Enquanto lidava com a sensação inebriante de ter superado o que sentia por
ele e até um pouco de decepção por ter me recuperado com tanta facilidade
depois de um feitiço que durou semanas, nunca me ocorreu que aquele desejo
de sentar e discutir Haydn de maneira tão estranhamente relaxada como
estávamos fazendo era meu ponto mais vulnerável, que se o desejo tivesse
que vir à tona, poderia muito bem ser por meio dessa abertura, que eu sempre
considerei que fosse a mais segura, como a visão do seu corpo quase nu à
beira da piscina.
Em algum momento ele me interrompeu.
— Tudo bem? — Tudo bem.

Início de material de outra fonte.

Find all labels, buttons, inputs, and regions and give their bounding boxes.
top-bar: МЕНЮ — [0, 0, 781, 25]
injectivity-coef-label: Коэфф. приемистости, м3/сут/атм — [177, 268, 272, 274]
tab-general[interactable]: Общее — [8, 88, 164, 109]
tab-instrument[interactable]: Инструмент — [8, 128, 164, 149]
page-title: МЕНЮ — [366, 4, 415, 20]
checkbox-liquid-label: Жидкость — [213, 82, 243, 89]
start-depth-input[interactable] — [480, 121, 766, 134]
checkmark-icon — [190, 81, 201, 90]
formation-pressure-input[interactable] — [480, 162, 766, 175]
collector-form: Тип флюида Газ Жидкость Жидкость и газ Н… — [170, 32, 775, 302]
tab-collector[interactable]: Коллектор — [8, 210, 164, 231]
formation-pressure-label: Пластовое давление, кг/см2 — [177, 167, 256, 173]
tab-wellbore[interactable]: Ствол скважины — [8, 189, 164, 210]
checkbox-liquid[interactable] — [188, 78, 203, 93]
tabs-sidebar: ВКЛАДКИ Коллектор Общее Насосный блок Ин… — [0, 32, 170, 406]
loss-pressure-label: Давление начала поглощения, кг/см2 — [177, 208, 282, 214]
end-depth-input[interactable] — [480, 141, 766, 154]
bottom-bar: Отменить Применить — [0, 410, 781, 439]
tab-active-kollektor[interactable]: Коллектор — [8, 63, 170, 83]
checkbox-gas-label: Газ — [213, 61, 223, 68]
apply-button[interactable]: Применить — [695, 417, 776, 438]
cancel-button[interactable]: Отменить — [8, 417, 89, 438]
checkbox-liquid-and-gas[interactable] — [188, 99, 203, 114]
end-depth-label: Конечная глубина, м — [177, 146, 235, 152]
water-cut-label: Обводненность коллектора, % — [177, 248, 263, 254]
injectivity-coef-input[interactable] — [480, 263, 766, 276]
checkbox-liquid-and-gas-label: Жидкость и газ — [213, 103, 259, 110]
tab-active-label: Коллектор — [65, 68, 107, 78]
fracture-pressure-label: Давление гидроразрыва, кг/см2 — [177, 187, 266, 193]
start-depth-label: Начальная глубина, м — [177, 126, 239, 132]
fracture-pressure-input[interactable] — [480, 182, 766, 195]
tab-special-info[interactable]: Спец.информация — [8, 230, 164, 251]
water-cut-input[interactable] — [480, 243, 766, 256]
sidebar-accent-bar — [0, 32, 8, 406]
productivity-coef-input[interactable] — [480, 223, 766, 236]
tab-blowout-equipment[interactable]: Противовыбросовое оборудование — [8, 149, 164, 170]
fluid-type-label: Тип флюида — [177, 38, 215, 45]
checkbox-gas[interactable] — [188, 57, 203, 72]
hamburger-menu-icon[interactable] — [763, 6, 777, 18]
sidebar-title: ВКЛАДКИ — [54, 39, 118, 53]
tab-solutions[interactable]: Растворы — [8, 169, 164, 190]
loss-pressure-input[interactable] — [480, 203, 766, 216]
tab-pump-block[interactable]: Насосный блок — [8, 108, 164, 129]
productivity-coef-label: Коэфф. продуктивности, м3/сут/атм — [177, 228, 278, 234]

Tudo bem — respondi.
Então, com um sorriso sem jeito, como se estivesse corrigindo a pergunta
inicial, disse: — Tudo bem em todos os lugares? Retribuí com um sorriso
forçado, sabendo que já estava me fechando, fechando as portas e janelas
entre nós, apagando as velas porque o sol tinha finalmente aparecido de novo
e a vergonha lança sombras largas.
— Quero dizer… — Eu sei o que você quer dizer. Dolorido.
— Mas você se incomodou quando eu …? Virei para o outro lado, como se
uma corrente de ar gelado tivesse tocado minha orelha e eu tentasse evitar
que atingisse meu rosto.
— Precisamos falar sobre isso? — Não, não se você não quiser.